One of the reasons that I liked the template offered by my hospital is that it was unassuming and non-pushy.   I love that it has the option to “decide during labor” if you want to leave your choices open.  I personally opted for this choice on a few line items.  After thinking about it, I just couldn’t decide what I wanted and decided to decide in the moment.  However there were also items on my birth plan that I was very sure about.  For example, I knew that I wanted to try breastfeeding and I knew that I wanted to have skin-to-skin with my baby after birth.  My hospital is “baby friendly” and as such they encourage breastfeeding and skin-to-skin but the birth plan allowed me to make my wishes clear so that there would be no discussion about taking my baby to the nursery (unless medically necessary) or providing formula.

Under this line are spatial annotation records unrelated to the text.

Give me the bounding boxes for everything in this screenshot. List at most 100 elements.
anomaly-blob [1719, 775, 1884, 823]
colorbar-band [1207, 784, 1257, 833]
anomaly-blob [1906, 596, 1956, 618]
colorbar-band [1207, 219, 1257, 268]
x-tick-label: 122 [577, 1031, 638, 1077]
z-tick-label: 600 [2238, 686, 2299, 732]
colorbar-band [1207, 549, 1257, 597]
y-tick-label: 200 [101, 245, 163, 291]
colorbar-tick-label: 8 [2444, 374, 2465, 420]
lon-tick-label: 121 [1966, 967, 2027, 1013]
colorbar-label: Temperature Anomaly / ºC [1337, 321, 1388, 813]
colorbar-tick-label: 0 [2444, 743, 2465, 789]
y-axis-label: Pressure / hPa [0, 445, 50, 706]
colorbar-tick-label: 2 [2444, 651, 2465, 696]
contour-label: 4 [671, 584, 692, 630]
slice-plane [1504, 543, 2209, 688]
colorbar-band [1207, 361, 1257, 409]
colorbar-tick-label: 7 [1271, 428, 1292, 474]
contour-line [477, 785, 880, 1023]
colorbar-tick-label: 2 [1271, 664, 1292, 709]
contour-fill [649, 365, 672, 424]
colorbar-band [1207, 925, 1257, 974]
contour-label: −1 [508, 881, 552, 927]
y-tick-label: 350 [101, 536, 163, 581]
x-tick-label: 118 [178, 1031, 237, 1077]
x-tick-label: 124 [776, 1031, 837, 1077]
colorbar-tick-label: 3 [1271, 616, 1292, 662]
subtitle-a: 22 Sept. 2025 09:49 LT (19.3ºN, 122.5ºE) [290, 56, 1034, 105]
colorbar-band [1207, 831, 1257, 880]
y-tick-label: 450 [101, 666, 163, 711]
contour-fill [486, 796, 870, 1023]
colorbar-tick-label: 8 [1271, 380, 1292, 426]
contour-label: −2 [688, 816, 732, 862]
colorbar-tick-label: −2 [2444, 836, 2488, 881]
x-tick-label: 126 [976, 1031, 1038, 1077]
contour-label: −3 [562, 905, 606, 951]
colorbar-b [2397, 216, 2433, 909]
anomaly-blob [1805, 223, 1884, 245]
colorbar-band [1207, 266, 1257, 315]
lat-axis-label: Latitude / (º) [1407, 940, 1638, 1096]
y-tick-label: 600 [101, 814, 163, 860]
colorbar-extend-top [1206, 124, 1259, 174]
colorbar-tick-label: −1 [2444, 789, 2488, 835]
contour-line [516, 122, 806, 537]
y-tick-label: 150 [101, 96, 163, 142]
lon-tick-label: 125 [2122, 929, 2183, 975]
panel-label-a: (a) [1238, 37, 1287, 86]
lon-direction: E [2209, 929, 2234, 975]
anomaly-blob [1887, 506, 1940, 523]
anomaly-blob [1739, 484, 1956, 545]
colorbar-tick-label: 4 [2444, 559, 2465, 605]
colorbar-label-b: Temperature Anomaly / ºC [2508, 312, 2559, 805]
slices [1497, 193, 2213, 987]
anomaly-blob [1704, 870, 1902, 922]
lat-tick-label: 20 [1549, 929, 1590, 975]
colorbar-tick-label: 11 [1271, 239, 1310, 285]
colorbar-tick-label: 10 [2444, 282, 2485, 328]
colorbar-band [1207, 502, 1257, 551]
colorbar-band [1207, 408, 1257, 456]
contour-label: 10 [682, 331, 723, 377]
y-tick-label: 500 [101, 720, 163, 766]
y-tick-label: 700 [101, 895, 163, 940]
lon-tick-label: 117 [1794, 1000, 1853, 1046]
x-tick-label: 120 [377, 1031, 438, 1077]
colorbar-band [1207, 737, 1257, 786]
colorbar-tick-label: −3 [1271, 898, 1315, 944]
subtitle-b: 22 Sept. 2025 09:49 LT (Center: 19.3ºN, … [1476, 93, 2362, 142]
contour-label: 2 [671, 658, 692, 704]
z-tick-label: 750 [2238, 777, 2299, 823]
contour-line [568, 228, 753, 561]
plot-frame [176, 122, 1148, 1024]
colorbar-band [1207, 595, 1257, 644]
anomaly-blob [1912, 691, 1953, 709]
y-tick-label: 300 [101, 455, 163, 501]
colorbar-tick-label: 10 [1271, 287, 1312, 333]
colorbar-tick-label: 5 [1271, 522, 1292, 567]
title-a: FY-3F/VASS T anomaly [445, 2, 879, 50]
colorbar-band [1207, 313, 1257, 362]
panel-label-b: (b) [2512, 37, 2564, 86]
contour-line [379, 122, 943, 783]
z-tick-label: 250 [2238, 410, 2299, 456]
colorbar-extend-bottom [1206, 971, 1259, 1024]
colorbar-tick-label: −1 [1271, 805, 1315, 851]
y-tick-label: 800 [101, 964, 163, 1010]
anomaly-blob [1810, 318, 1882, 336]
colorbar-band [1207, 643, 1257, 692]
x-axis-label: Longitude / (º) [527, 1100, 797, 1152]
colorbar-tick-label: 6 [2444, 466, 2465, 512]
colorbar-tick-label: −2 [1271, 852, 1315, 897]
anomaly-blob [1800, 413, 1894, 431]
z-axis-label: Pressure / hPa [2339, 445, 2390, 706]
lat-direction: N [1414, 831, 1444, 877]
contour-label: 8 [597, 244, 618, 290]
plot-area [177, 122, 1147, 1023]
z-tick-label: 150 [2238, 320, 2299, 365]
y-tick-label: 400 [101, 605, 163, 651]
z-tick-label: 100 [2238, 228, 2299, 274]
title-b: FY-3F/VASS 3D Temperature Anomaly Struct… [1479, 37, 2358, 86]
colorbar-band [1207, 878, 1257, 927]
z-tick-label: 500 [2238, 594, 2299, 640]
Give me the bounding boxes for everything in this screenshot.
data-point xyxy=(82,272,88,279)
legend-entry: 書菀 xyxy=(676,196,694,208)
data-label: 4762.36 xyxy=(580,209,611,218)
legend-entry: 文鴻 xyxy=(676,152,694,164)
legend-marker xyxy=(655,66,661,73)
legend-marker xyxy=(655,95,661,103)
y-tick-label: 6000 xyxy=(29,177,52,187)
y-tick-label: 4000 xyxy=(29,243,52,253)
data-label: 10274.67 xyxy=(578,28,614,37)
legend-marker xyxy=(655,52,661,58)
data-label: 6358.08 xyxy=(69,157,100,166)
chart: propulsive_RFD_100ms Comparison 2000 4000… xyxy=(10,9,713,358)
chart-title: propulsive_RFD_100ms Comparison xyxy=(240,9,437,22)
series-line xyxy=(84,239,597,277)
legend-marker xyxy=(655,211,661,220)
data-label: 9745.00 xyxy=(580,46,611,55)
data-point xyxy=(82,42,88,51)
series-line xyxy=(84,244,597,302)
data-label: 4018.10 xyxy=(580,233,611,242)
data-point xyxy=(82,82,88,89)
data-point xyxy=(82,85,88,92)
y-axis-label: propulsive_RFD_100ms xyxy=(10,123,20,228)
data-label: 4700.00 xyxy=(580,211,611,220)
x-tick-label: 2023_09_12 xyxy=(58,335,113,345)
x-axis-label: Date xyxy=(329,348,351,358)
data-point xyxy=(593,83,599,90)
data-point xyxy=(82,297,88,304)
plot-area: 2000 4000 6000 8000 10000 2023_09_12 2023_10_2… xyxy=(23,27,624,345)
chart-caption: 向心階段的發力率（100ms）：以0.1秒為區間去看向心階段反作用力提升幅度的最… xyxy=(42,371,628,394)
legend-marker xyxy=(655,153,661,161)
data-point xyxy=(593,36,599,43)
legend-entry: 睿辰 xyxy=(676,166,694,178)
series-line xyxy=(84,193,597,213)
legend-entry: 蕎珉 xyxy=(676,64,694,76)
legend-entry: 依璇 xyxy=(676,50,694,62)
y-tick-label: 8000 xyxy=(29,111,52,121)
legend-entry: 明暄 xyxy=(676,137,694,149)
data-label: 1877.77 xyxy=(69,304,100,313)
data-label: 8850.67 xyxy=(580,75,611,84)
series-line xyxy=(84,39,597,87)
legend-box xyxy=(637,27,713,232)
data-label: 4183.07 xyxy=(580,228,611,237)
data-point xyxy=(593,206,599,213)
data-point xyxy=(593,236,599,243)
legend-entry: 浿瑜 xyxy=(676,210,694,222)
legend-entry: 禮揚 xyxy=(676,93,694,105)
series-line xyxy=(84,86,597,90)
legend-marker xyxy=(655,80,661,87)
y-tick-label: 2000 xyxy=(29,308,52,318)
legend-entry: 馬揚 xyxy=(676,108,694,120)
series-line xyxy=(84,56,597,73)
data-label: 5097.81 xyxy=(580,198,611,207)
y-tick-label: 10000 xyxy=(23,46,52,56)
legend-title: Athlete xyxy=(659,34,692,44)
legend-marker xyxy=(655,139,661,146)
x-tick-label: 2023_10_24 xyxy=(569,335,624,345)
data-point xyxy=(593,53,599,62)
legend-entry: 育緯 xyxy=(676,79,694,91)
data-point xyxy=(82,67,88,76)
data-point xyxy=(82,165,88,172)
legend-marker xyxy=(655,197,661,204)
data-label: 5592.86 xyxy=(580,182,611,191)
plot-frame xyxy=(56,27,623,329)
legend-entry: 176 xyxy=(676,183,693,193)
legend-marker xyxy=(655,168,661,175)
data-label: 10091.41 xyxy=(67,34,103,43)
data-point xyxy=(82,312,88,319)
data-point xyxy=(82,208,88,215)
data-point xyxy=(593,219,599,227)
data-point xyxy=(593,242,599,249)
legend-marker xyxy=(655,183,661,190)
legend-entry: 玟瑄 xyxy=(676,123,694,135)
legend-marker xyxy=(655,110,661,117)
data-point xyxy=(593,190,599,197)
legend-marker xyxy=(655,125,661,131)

Another reason that I really liked having a birth plan was that it allowed me to stress less about my wishes being followed and to just “be in the moment.”  I realize that this probably sounds corny. I thought as much when I was told in my childbirth class that a time would come when I would be “in the zone” and might be unable to communicate well with others.  It’s hard to explain well but this did happen to me.  Discussing my wishes and preferences with my husband (such as my goal to try to deliver without an epidural) while I was checking off the boxes on the birth plan template helped my husband to be able to advocate for me when I could not advocate for myself.  We also brought several copies of our plan with us to the hospital to give to everyone on our care team so that they could reference it when needed.

That said though, I do recommend leaving yourself some wiggle room per say. How you feel about pain management, just as an example, can change during labor when you experience the intensity of it and that does NOT make you weak or a bad mom.  I wanted to avoid an epidural if possible and ended up not being able to have one even if I wanted one (for medical reasons) but I did note on our plan that although I wanted to try to give birth naturally that I was open to pain management options.  The best advice I got was to just “do me.”  There is no wrong choice.  Personally I did end up trying nitrous oxide but when it made me feel worse I abandoned it after only a few minutes.  I did end up being able to achieve my drug free natural birth and I’m not sure I would have been able to without my plan and all of the support from my husband and birth team (nurses and doctors.)

At the end of the day, use the process of writing your birth plan as an opportunity to explore your options and decide what fits best with your personal goals.  Don’t overthink it and don’t stress over it.  You’re going to do great!!